Yes. I can imagine lumping many modules into a single library. My main executable may import all of them somewhere, however I may want to have separate unit test binaries for modules A and B that only import their own module, but link against a lib that has both. And for the sake of argument, let’s assume that both modules have some self-registering objects in dynamic init, and it is important that they both run in both unit tests.
That sounds like it will result in roughly one function call per import statement in the program prior to main. How ABI resilient does this need to be? Could the PMI collect up all imports from all of its interface units and imported partitions to remove duplicates, or do you need to support replacing a single interface partition without recompiling the PMI? Is a TU allowed to omit calling the initializer for one of its imports A if it can see that another import B also has an interface dependency on A, or do you need to be prepared for B to be replaced with a version that doesn’t import A transitively? If some leaf TU doesn’t have any dynamic init and says so in its BMI, do importers still need to call its init function in case it is replaced? If not can this be transitively done for any TU where all interface dependencies have no dynamic init?
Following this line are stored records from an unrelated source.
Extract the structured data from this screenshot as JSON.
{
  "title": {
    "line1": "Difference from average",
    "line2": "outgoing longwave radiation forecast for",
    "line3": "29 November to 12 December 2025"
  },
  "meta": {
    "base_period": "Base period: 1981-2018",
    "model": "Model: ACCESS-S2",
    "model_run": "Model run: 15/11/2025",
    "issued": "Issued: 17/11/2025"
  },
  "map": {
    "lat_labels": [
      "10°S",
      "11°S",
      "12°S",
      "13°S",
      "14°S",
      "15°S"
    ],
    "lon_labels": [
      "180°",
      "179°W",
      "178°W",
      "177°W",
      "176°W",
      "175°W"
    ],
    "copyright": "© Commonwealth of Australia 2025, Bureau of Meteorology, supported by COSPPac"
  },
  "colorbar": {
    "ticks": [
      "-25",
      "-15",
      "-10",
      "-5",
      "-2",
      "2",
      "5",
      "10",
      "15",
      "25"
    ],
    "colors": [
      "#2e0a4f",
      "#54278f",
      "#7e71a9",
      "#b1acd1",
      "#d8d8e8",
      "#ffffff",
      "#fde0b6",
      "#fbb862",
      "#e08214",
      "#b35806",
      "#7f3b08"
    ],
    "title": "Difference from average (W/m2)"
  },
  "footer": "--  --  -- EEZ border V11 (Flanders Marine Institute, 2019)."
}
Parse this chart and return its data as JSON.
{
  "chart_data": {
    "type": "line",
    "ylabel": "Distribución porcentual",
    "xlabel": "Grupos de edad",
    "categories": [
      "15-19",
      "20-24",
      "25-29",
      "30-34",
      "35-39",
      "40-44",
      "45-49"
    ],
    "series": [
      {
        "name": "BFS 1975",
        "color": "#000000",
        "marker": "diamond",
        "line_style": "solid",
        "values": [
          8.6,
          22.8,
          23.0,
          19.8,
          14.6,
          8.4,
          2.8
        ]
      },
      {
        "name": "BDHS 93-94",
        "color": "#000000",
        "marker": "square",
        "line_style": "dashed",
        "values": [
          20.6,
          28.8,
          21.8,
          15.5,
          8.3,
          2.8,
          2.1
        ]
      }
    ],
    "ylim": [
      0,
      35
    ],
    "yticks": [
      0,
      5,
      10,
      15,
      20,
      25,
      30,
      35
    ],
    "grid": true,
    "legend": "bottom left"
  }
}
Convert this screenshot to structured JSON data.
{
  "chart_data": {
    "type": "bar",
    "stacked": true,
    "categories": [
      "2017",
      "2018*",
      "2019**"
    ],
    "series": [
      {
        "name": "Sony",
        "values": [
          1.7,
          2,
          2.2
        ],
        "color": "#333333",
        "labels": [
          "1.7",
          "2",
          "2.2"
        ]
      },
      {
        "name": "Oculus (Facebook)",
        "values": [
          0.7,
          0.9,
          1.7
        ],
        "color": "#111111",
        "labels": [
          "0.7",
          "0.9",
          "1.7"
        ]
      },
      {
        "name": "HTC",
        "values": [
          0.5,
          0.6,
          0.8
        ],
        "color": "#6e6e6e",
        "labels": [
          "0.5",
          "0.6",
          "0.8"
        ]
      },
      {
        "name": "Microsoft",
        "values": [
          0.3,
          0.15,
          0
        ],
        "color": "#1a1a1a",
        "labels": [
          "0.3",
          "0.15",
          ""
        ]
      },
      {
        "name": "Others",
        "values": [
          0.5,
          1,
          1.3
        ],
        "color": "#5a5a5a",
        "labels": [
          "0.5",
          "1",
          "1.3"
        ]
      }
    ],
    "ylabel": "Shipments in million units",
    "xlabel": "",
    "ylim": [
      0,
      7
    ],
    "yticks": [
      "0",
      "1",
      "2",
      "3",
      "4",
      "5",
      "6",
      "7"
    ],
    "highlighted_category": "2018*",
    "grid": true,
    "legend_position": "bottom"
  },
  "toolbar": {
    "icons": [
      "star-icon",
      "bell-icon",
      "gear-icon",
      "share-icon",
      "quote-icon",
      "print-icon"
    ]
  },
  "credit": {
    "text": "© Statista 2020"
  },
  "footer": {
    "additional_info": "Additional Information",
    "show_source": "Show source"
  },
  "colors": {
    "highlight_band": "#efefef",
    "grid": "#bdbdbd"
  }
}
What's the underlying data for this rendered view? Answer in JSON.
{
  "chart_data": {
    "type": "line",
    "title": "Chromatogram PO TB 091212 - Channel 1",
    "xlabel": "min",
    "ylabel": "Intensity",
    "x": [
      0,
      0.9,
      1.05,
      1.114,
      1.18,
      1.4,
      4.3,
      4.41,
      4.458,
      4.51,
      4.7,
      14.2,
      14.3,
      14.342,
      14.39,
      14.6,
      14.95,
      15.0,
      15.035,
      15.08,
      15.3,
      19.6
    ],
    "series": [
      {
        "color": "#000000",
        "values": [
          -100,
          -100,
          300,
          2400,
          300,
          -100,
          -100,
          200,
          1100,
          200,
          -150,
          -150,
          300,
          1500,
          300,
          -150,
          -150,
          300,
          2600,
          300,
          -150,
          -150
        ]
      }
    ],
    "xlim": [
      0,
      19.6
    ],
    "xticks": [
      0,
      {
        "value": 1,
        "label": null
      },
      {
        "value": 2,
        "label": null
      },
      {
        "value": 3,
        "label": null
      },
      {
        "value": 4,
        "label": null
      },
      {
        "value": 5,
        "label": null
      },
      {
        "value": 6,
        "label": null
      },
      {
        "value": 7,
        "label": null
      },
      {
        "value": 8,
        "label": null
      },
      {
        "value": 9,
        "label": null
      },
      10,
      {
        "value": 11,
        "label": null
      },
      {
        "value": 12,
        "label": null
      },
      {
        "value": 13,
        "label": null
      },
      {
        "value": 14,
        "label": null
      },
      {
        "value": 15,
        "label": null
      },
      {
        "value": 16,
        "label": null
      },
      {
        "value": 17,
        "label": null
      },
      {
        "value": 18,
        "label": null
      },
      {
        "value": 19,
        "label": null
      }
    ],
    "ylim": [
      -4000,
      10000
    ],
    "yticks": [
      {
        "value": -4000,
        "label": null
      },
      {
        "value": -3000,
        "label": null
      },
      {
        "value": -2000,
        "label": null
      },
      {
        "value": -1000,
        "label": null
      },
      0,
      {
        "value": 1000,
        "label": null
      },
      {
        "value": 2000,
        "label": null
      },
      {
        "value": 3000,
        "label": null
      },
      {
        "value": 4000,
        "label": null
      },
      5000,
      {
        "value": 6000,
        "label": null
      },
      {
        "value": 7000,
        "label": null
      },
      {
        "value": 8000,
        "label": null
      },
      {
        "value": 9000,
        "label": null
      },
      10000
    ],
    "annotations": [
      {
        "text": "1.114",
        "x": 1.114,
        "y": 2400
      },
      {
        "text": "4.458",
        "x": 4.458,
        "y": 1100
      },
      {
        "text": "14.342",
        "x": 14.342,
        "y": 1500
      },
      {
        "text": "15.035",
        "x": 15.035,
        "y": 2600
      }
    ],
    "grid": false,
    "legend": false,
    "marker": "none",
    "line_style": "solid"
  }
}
Also, is there any way that this could instead be written in some metadata tables showing the direct dependencies and resolved by the linker into a single ordered list of either flat per-TU or per-object initializers for each DSO? That seems a bit better to me than trying to do it pessimistically via function calls.
That optimization would only help for implementation partitions that have their own dynamic init. That seems likely to be enough of an edge case to not be worth microoptimizing for, even if it were valid to do so.